Eine Welle der Erschöpfung überrollte Olivia. Hatte er die Scheidungspapiere denn noch nicht gesehen? Je eher sie geschieden waren, desto schneller würden sie diese haltlosen Anschuldigungen nichts mehr angehen.

Da sie schwieg, ging Michael davon aus, dass sie sich schuldig fühlte. Seine Miene verfinsterte sich noch mehr.

Er warnte sie eindringlich: „Olivia, diese Partnerschaft zwischen der Familie Johnson und der Familie Brown ist für beide Seiten von entscheidender Bedeutung. Du solltest besser aufhören, Sophia Steine in den Weg zu legen, und deinen Posten vernünftig übergeben. Du kommst jetzt mit mir ins Büro, um die Übergabe zu wiederholen. Danach bleibst du einfach zu Hause und kümmerst dich um die Kinder. Misch dich nie wieder in geschäftliche Angelegenheiten ein.“

Er ließ Olivia keine Gelegenheit zu widersprechen; seine Augen waren voller Ungeduld.

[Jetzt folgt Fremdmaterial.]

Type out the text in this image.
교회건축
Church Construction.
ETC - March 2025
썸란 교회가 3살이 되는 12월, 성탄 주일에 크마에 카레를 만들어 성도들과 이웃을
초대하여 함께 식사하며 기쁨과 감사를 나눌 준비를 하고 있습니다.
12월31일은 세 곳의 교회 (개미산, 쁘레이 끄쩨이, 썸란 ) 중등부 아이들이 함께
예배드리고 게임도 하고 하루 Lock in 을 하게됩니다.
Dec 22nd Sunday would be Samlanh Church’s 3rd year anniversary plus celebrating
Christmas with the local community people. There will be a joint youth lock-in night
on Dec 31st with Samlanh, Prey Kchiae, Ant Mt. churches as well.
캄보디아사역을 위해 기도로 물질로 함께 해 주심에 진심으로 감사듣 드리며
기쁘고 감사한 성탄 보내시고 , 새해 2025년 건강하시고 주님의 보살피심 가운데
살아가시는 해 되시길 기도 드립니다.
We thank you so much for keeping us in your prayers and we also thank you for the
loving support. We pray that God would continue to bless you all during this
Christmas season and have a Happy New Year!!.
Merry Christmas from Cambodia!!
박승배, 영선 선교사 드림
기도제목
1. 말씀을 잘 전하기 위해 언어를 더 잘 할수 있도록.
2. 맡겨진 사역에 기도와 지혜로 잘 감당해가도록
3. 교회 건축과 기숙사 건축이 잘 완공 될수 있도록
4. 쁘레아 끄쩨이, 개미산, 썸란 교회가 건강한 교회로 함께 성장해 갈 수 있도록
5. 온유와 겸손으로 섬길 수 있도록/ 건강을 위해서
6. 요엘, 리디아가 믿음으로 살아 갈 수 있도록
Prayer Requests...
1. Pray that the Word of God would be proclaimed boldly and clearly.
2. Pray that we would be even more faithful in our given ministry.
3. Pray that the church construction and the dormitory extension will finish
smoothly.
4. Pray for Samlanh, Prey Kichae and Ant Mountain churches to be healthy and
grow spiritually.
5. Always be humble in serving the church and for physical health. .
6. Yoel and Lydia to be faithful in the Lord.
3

Olivia wollte nicht mitgehen. Sie dachte an Sophias selbstgefälliges, herablassendes Gesicht.

In der Öffentlichkeit spielte sie sich als etwas Besseres auf, während sie hinter den Kulissen Unruhe stiftete. Sollte sie jetzt wirklich zu ihr zurückkriechen und die Übergabe machen?

Olivia wehrte sich. „Ich habe meine Arbeit bereits abgeschlossen. Wenn es Probleme gibt, ist das Sophias Schuld und nicht meine!“

Mit diesen Worten wandte sie sich ab, um nach unten zu gehen und mit Bianca zu Mittag zu essen.

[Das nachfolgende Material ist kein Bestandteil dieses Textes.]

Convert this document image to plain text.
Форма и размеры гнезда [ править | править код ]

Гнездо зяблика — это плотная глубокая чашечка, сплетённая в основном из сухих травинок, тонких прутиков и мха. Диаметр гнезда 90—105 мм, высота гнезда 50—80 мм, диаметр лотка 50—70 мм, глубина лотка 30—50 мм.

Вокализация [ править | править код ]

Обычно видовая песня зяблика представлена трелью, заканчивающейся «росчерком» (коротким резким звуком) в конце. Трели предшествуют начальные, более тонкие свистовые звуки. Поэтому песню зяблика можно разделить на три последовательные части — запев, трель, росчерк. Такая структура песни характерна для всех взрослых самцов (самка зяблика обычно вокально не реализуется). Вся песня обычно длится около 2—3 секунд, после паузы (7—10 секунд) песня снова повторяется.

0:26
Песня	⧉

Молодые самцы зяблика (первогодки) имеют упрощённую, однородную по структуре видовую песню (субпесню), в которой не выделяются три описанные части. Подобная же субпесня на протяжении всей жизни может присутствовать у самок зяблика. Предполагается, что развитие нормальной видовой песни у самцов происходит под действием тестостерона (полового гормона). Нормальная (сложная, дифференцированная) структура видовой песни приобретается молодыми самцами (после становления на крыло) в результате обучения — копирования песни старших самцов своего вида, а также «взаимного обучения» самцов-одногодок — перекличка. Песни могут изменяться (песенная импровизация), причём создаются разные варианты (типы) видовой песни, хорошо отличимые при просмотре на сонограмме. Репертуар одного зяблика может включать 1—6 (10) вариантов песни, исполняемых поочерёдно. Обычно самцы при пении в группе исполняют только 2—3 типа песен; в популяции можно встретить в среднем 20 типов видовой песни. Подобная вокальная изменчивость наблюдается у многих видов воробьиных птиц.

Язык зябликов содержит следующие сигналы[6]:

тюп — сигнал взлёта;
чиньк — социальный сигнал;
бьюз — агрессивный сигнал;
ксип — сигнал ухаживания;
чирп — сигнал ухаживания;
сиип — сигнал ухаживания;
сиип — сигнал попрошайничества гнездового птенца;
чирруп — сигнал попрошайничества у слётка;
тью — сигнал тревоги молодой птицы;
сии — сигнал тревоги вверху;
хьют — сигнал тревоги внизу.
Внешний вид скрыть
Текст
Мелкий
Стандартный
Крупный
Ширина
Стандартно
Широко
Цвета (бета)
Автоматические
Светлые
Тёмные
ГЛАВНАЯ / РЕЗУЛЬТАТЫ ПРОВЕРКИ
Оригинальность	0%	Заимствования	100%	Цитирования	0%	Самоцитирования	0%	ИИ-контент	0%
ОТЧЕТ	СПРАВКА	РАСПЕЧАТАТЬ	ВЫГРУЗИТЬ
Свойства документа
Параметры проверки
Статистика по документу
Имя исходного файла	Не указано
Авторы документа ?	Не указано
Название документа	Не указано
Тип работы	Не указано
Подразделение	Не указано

Doch Michael packte sie kurzerhand am Handgelenk. „Olivia, du kannst dich nicht einfach weigern!“

Er ignorierte ihre Gegenwehr und versuchte, sie aus dem Haus zu zerren.

„Michael, lass mich los … Bist du völlig verrückt geworden?“ Olivia Miene verfinsterte sich, und sie wehrte sich, um sich aus seinem Griff zu befreien.

Er wandte Gewalt an, und das alles nur wegen Sophia!

Wo war der Gentleman geblieben, der er einst gewesen war?

Bianca hörte den Tumult und kam instinktiv herüber, um nachzusehen.

Sie wartete schließlich immer noch darauf, dass Olivia zum Mittagessen zu ihr kam.

„Bianca, mein Schatz, warte noch einen kleinen Moment im Esszimmer auf mich“, sagte Olivia und versuchte, ihren Arm vor Biancas Blicken abzuschirmen.

Bianca blinzelte, schien es halbwegs zu verstehen, nickte und wandte sich ab.

„Lass mich los! Ich komme mit, sobald ich mit Bianca zu Mittag gegessen habe. Es gibt keinen Grund für diese rohe Gewalt.“ Olivias Miene war ernst, ihre Augen funkelten vor Zorn.

Michael hatte sich nie auch nur im Geringsten darum geschert, mit Bianca gemeinsam zu essen. Die aufgestaute Enttäuschung hatte ihr Herz zu Eis erstarren lassen. Es tat schon gar nicht mehr weh.

Nach kurzem Zögern ließ Michael sie widerwillig los, ermahnte sie jedoch kühl: „Du hast zwanzig Minuten.“

Olivia wollte kein weiteres Wort mehr mit ihm wechseln. Sie eilte nach unten, um mit Bianca zu Mittag zu essen.